Then you have those who claim a real and personal commitment to an integrated faith but a close examination of what they profess to be true leaves their honesty, sincerity, or intelligence in question. When Mitt Romney was running for president four years ago, though I voted for him as the better of the two candidates, I questioned all three in his regard because of his professed devotion to the Mormon faith. Any moderately thorough, honest and sincere investigation of the origin, history, and claims of Mormonism should lead to its rejection by any intelligent person.
Looking back 30 years now to the days of discovery in my spiritual life, I do believe I was awakened to the incoherence of my own existence. But what jarred me out of my functional agnosticism? As I wrote about last time, there was no event or experience that prompted me to become aware of the unexplored depths of reality. Neither was I personally confronted or challenged to jump ship, so to speak, and examine my beliefs more objectively.
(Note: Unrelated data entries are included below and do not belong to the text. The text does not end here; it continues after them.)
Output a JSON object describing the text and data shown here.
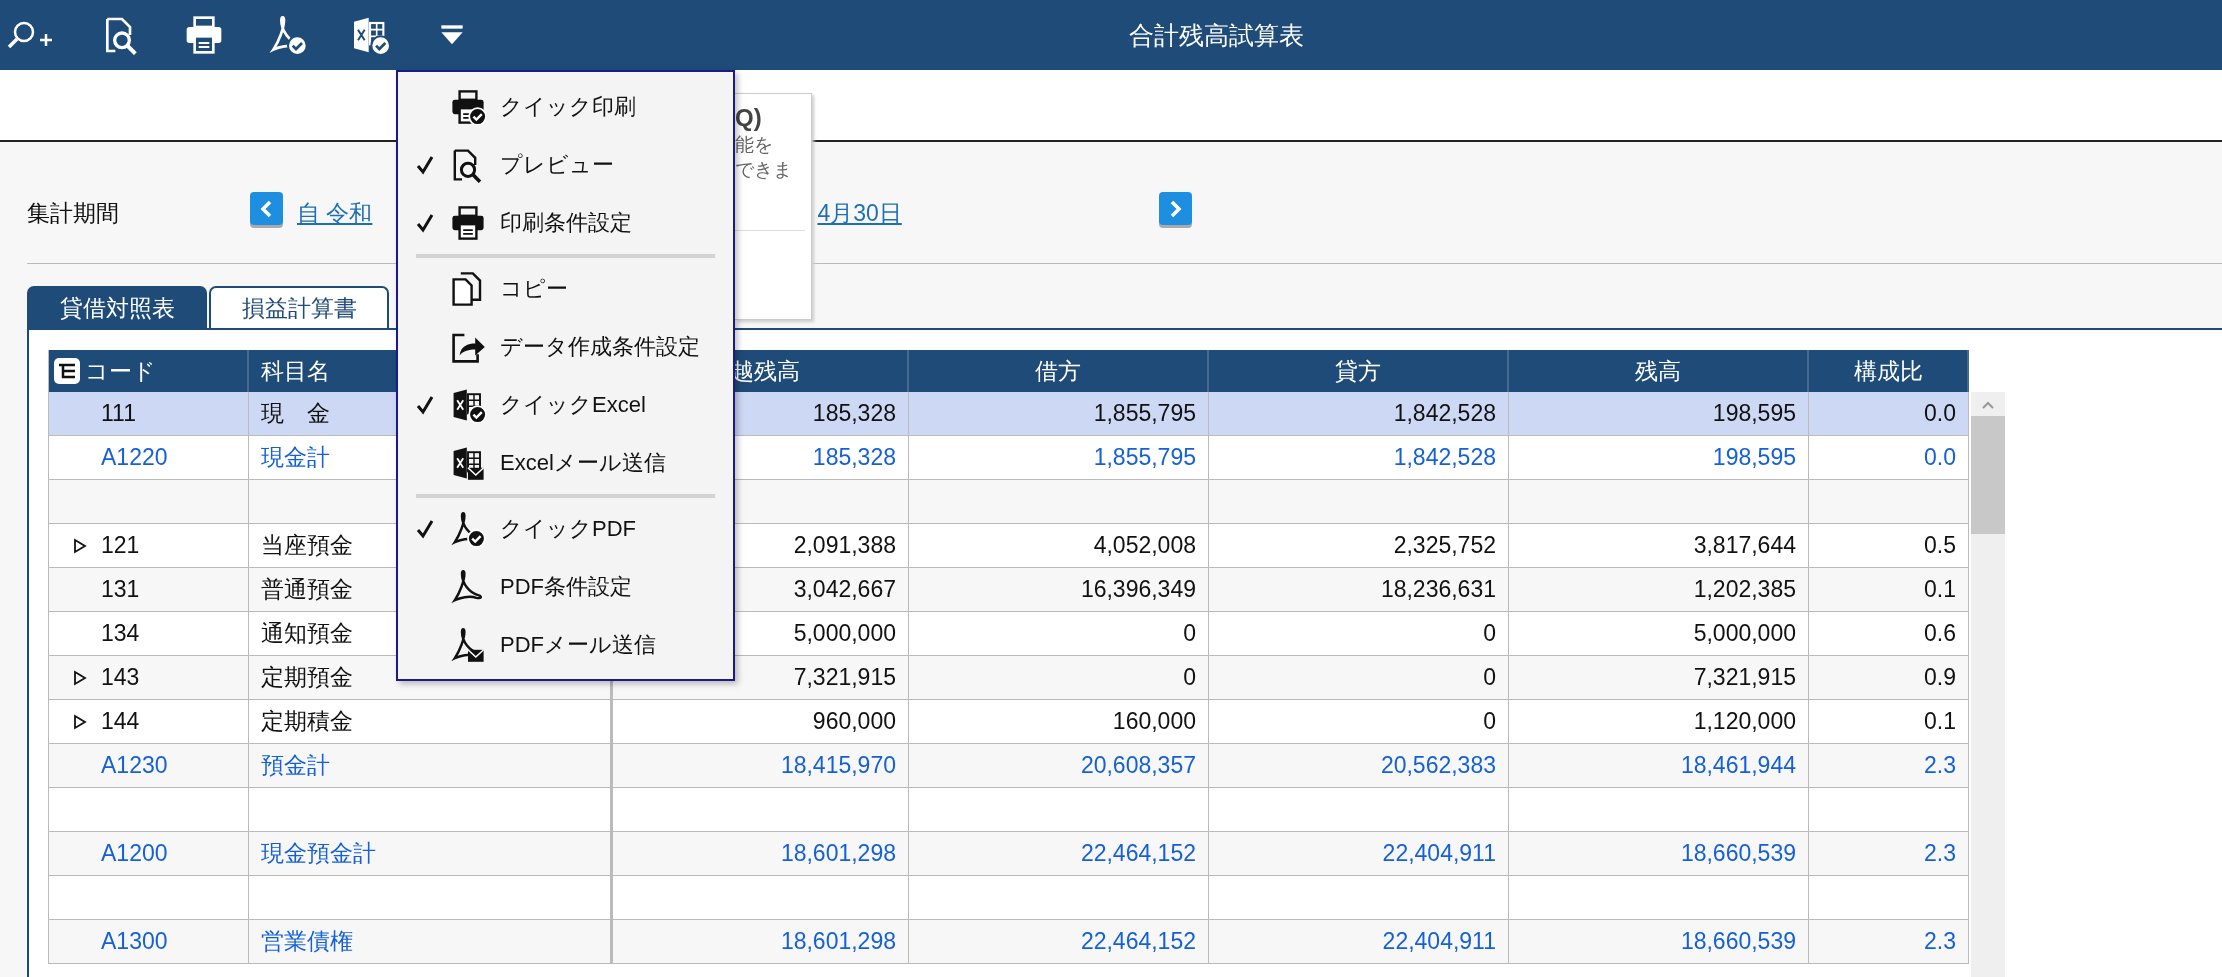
{
  "toolbar": {
    "title": "合計残高試算表"
  },
  "period": {
    "label": "集計期間",
    "from_text": "自 令和",
    "to_text": "4月30日"
  },
  "tooltip": {
    "heading": "Q)",
    "lines": [
      "能を",
      "できま"
    ]
  },
  "tabs": [
    {
      "label": "貸借対照表",
      "selected": true
    },
    {
      "label": "損益計算書",
      "selected": false
    }
  ],
  "table": {
    "columns": [
      "コード",
      "科目名",
      "越残高",
      "借方",
      "貸方",
      "残高",
      "構成比"
    ],
    "rows": [
      {
        "kind": "account",
        "code": "111",
        "name": "現　金",
        "cells": [
          "185,328",
          "1,855,795",
          "1,842,528",
          "198,595",
          "0.0"
        ],
        "expandable": false,
        "selected": true
      },
      {
        "kind": "total",
        "code": "A1220",
        "name": "現金計",
        "cells": [
          "185,328",
          "1,855,795",
          "1,842,528",
          "198,595",
          "0.0"
        ],
        "expandable": false,
        "selected": false
      },
      {
        "kind": "blank",
        "selected": false
      },
      {
        "kind": "account",
        "code": "121",
        "name": "当座預金",
        "cells": [
          "2,091,388",
          "4,052,008",
          "2,325,752",
          "3,817,644",
          "0.5"
        ],
        "expandable": true,
        "selected": false
      },
      {
        "kind": "account",
        "code": "131",
        "name": "普通預金",
        "cells": [
          "3,042,667",
          "16,396,349",
          "18,236,631",
          "1,202,385",
          "0.1"
        ],
        "expandable": false,
        "selected": false
      },
      {
        "kind": "account",
        "code": "134",
        "name": "通知預金",
        "cells": [
          "5,000,000",
          "0",
          "0",
          "5,000,000",
          "0.6"
        ],
        "expandable": false,
        "selected": false
      },
      {
        "kind": "account",
        "code": "143",
        "name": "定期預金",
        "cells": [
          "7,321,915",
          "0",
          "0",
          "7,321,915",
          "0.9"
        ],
        "expandable": true,
        "selected": false
      },
      {
        "kind": "account",
        "code": "144",
        "name": "定期積金",
        "cells": [
          "960,000",
          "160,000",
          "0",
          "1,120,000",
          "0.1"
        ],
        "expandable": true,
        "selected": false
      },
      {
        "kind": "total",
        "code": "A1230",
        "name": "預金計",
        "cells": [
          "18,415,970",
          "20,608,357",
          "20,562,383",
          "18,461,944",
          "2.3"
        ],
        "expandable": false,
        "selected": false
      },
      {
        "kind": "blank",
        "selected": false
      },
      {
        "kind": "total",
        "code": "A1200",
        "name": "現金預金計",
        "cells": [
          "18,601,298",
          "22,464,152",
          "22,404,911",
          "18,660,539",
          "2.3"
        ],
        "expandable": false,
        "selected": false
      },
      {
        "kind": "blank",
        "selected": false
      },
      {
        "kind": "total",
        "code": "A1300",
        "name": "営業債権",
        "cells": [
          "18,601,298",
          "22,464,152",
          "22,404,911",
          "18,660,539",
          "2.3"
        ],
        "expandable": false,
        "selected": false
      }
    ]
  },
  "menu": {
    "groups": [
      [
        {
          "label": "クイック印刷",
          "checked": false
        },
        {
          "label": "プレビュー",
          "checked": true
        },
        {
          "label": "印刷条件設定",
          "checked": true
        }
      ],
      [
        {
          "label": "コピー",
          "checked": false
        },
        {
          "label": "データ作成条件設定",
          "checked": false
        },
        {
          "label": "クイックExcel",
          "checked": true
        },
        {
          "label": "Excelメール送信",
          "checked": false
        }
      ],
      [
        {
          "label": "クイックPDF",
          "checked": true
        },
        {
          "label": "PDF条件設定",
          "checked": false
        },
        {
          "label": "PDFメール送信",
          "checked": false
        }
      ]
    ]
  }
}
The most reasonable explanation, one that I can’t prove but am convinced of experientially, is that God himself drew me out into the depths. The way I like to put it is that he stirred me up to seek him. In keeping with my imagery of an oblivious little boat floating mindlessly on an ocean of unfathomable depth and breadth, he agitated the waters beneath me enough to wake me up and cause me to begin to see the magnitude of the unknown and unacknowledged reality underneath my superficial existence.